Halten die Fischwirte durch?
Für die heimische Nahrungsmittelproduktion sieht das anders aus. Auch wenn Landwirtschafts- und Fischereiminister Schwarz (CDU) betont: „Die Förderung einer regionalen Lebensmittelproduktion nimmt in der Arbeit meines Hauses einen hohen Stellenwert ein. Dies schließt selbstverständlich die Bereiche Fischerei und Aquakultur mit ein. Mir ist bewusst, dass unsere heimischen Binnenfischer aber auch die Teichwirte, vor großen Herausforderungen stehen. Um die Binnenfischereibetriebe in unserem Land in Zukunft besser zu unterstützen, plant das MLLEV die Ausgleichszahlungen für Prädatorenschäden in der Binnenfischerei zu erhöhen – und auch die Teichwirtschaften werden erstmals in unser Programm aufgenommen. Zudem stehe ich bezüglich der Prädatorenproblematik im Austausch mit dem MEKUN, das ein ergänzendes Förderprogramm für die Teichwirte plant.
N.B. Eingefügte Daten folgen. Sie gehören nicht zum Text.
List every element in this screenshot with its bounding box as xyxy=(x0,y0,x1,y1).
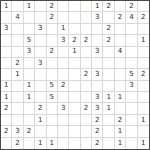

Als Landwirtschafts- und Fischereiminister ist es mir besonders wichtig, möglichst viele Betriebe der Binnenfischerei und Teichwirtschaft zu erhalten, damit wir auch in Zukunft regional erzeugten bzw. gefangenen Süßwasserfisch genießen können.“
Für Jan Kemnitz kommen diese Maßnahmen definitiv zu spät, und ob die restlichen neun verbleibenden Betriebe bis zu den geplanten Ausgleichszahlungen durchhalten können, bleibt abzuwarten. Undenkbar wäre doch ein Schleswig-Holstein ohne frischen Fisch aus nachhaltiger heimischer Teichwirtschaft.